『もっともあぶない刑事』:1989、日本

鷹山敏樹、通称タカ。大下勇次、通称ユージ。2人は横浜港署の刑事だ。拳銃密造所の手入れに向かった鷹山と大下は、犯人の宮坂を追い詰める。しかし後輩刑事の町田透に手柄を譲ろうとしたのがアダとなり、宮坂を取り逃がしてしまった。
宮坂を操っていた銀星会の前尾源次郎に接触した鷹山と大下だったが、そのことで命を狙われるようになる。宮坂の撃った銃痕が15年前の貿易商殺害事件で使われた銃と一致したため、近藤課長は2人を捜査に当たらせる。
当時、犯人の1人は射殺されたが、もう1人は現在も逃走中で時効まで4日しかなかった。事件の担当者だった県警の本多局長に会った鷹山と大下は、当時のことについて話を聞く。やがて2人は、江本真由美という女性に目を付ける。
真由美は15年前の事件で射殺された犯人の妹であり、彼女の恋人である北野和夫は事件の共犯者だった。北野は貿易商を装っていた麻薬の密売人を殺害したのだが、その命令を下したのは銀星会の前尾だった。
やがて鷹山と大下は、前尾と本多局長の間に黒い繋がりがあることを突き止めた。しかし、本多局長は圧力を掛けて2人に捜査を打ち切らせようとする。鷹山と大下は、北野を時効まで守り切って事件の真相を語らせようと考える…。

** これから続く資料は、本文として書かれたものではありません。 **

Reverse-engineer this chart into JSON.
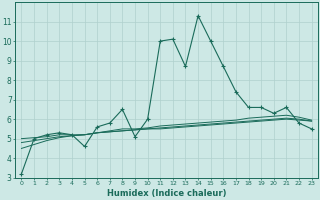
{
  "xlabel": "Humidex (Indice chaleur)",
  "x": [
    0,
    1,
    2,
    3,
    4,
    5,
    6,
    7,
    8,
    9,
    10,
    11,
    12,
    13,
    14,
    15,
    16,
    17,
    18,
    19,
    20,
    21,
    22,
    23
  ],
  "y_main": [
    3.2,
    5.0,
    5.2,
    5.3,
    5.2,
    4.6,
    5.6,
    5.8,
    6.5,
    5.1,
    6.0,
    10.0,
    10.1,
    8.7,
    11.3,
    10.0,
    8.7,
    7.4,
    6.6,
    6.6,
    6.3,
    6.6,
    5.8,
    5.5
  ],
  "y_trend1": [
    5.0,
    5.05,
    5.1,
    5.2,
    5.2,
    5.2,
    5.3,
    5.35,
    5.4,
    5.45,
    5.5,
    5.5,
    5.55,
    5.6,
    5.65,
    5.7,
    5.75,
    5.8,
    5.85,
    5.9,
    5.95,
    6.0,
    5.95,
    5.9
  ],
  "y_trend2": [
    4.8,
    4.9,
    5.0,
    5.1,
    5.15,
    5.2,
    5.3,
    5.35,
    5.4,
    5.45,
    5.5,
    5.55,
    5.6,
    5.65,
    5.7,
    5.75,
    5.8,
    5.85,
    5.9,
    5.95,
    6.0,
    6.05,
    6.0,
    5.9
  ],
  "y_trend3": [
    4.5,
    4.7,
    4.9,
    5.05,
    5.15,
    5.2,
    5.3,
    5.4,
    5.5,
    5.5,
    5.55,
    5.65,
    5.7,
    5.75,
    5.8,
    5.85,
    5.9,
    5.95,
    6.05,
    6.1,
    6.15,
    6.2,
    6.1,
    5.95
  ],
  "ylim": [
    3,
    12
  ],
  "xlim": [
    -0.5,
    23.5
  ],
  "yticks": [
    3,
    4,
    5,
    6,
    7,
    8,
    9,
    10,
    11
  ],
  "xticks": [
    0,
    1,
    2,
    3,
    4,
    5,
    6,
    7,
    8,
    9,
    10,
    11,
    12,
    13,
    14,
    15,
    16,
    17,
    18,
    19,
    20,
    21,
    22,
    23
  ],
  "line_color": "#1a6b5a",
  "bg_color": "#cde8e5",
  "grid_color": "#b0d0cd",
  "axis_bg": "#cde8e5"
}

監督は村川透、脚本は柏原寛司、企画は岡田晋吉&清水欣也&黒澤満、プロデューサーは初川則夫&伊地智啓&服部紹男、撮影は柳島克己、編集は山田真司、録音は木村瑛二、照明は井上幸男、美術は小林正義、音楽は都志見隆、音楽監督は鈴木清司、音楽プロデューサーは高桑忠男。
出演は館ひろし、柴田恭兵、浅野温子、仲村トオル、中条静夫、柄本明、真梨邑ケイ、刈谷俊介、佐藤仁哉、芥正彦、木の実ナナ、ベンガル、山西道広、秋山武史、衣笠健二、御木裕、伊藤洋三郎、飯島大介、賀川幸史郎、海一生、加藤大樹、石川雄大、長谷部香苗、監物房子ら。


『あぶない刑事』に続くTVシリーズ『もっとあぶない刑事』の終了後に公開された作品。“あぶ刑事”の劇場版としては3作目になる。お馴染みのレギュラー陣の他、前尾役の柄本明や真由美役の真梨邑ケイがゲスト出演している。

観客は前2作やTVシリーズを見ており、レギュラー陣のキャラクター設定や相関関係を全て把握しているという前提で、説明は全て省略されたままでストーリーは進められる。もはや劇場版も3作目であるから、それも当然のことと言えるかもしれない。
例えば浅野温子演じる真山薫が、警察署の中に派手な着物姿で現れるというシーンは、彼女が少年課の刑事であるという設定を知っていてこそ、笑いとして成立する。ただし、設定が分かっていても笑えないという意見もあったり無かったり。

張り込みあり、聞き込みあり、尾行あり、柴田恭兵の「カモン!」「行くぜ!」という掛け声あり。アクションは「足で走って、銃を撃って、車で走って、銃で撃って」という感じ。2人の軽い掛け合いを中心にして、ストーリーを引っ張って行く。
お調子者で女には甘いファッショナブルな2人の刑事が、ピンチにも余裕を見せつつ、色っぽい女や悪の組織や小悪党と絡みつつ、女と仲良くなったりしつつ、途中で失敗もありつつ、上司の方針に逆らいつつ、それなりに大きな事件を、派手な活躍で解決する。

良くも悪くも、既にガッチリと作り上げられたパターンをキッチリと守っている。
つまり、良くも悪くも相変わらずだということだ。
テレビのスペシャル版でも充分なのではないだろうかという印象も、やっぱり相変わらずなのである。